La haute naissance, quoique l’effet du hasard, donne des considérations & des prérogatives ; un nom illustre est presque toujours une ressource pour ceux qui ne sont pas favorisés de la fortune. L’imposteur dont nous allons parler sentoit à merveille qu’en se disant de l’illustre famille des Villeneuves, il réussiroit plus aisément dans ses desseins : c’est sous ce nom si avantageusement connu, & si ancien, qu’il quitta Fréjus, sa patrie. Quoique sa véritable origine fût très-obscure, il avoit, ce qui n’est pas incompatible, beaucoup d’élévation dans l’ame. Il embrassa la profession des armes, & parvint à être lieutenant-colonel en France. Son ambition ne se bornoit pas apparemment à ce grade, son cœur n’étoit pas assez satisfait ; voilà sans doute pourquoi il fut se réfugier dans un hermitage où M. de Crequi, ambassadeur à Rome, l’ayant trouvé par hasard, l’emmena avec lui. Arrivé à cette capitale du monde chrétien, ce prétendu marquis de Villeneuve se présenta chez l’ambassadeur de l’empereur, qui lui fit avoir de l’emploi dans les troupes de son maître ; il devint officier général. Il fut appellé par les Vénitiens, & nommé généralissime de leurs troupes ; il commanda en cette qualité au siege de Candie : c’est de-là qu’il envoya son portrait enrichi de diamans au comte de Tourretes & au marquis de Vence. Il fit présent à la ville de Fréjus de son portrait équestre. On y lit cette inscription au bas : Il marchese de Villanova, per la serenissima republica de Venitia, generale de larme in Levante, anno Domini 1658, in Candia. Les armes de Villeneuve y sont pleines, & sans brisure.
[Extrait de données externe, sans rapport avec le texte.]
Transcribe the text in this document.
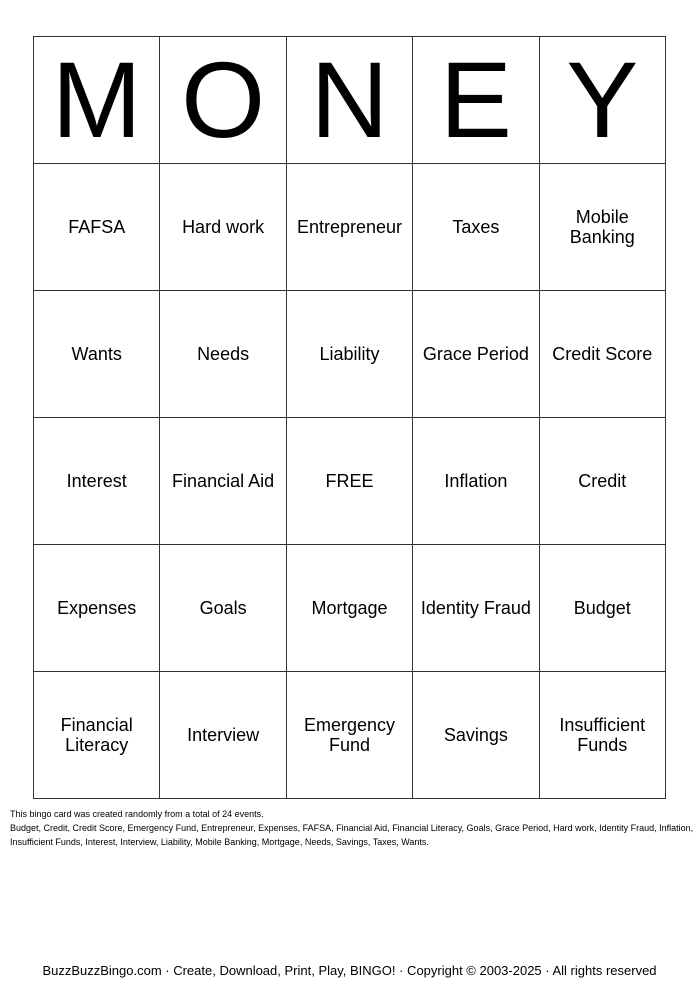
M	O	N	E	Y
FAFSA	Hard work	Entrepreneur	Taxes	Mobile Banking
Wants	Needs	Liability	Grace Period	Credit Score
Interest	Financial Aid	FREE	Inflation	Credit
Expenses	Goals	Mortgage	Identity Fraud	Budget
Financial Literacy	Interview	Emergency Fund	Savings	Insufficient Funds

This bingo card was created randomly from a total of 24 events.

Budget, Credit, Credit Score, Emergency Fund, Entrepreneur, Expenses, FAFSA, Financial Aid, Financial Literacy, Goals, Grace Period, Hard work, Identity Fraud, Inflation, Insufficient Funds, Interest, Interview, Liability, Mobile Banking, Mortgage, Needs, Savings, Taxes, Wants.

BuzzBuzzBingo.com · Create, Download, Print, Play, BINGO! · Copyright © 2003-2025 · All rights reserved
Girardin, historien de la ville de Fréjus, dit : « Nos magistrats placerent ce portrait dans la maison-de-ville ».
Les gazettes de ce tems parlent de lui avec le plus grand éloge ; il triompha par ses actions héroïques, des ennemis de la république. On soupçonne peut être à tort que cet homme célebre fut empoisonné par les ordres de sa femme, qui, sans égard pour ses grandes qualités personnelles, & trop entêtée des chimeres de la naissance, fut irritée d’apprendre que son mari n’avoit pas le droit de porter l’illustre nom qui avoit contribué à ion avancement.
Il avoit épousé Anne aliàs Marie de Reyffemberg, fille de Jean-Henri, baron de Reyffemberg, libre baron, baron de Walpot, vice prince d’Efford & de Thuringe pour l’électeur de Mayence, son beau-frere, chambellan de S. M. I. Elle n’eut point d’enfans, & vivoit encore six ans après la mort de son mari, dans la baronnie de Reyffemberg.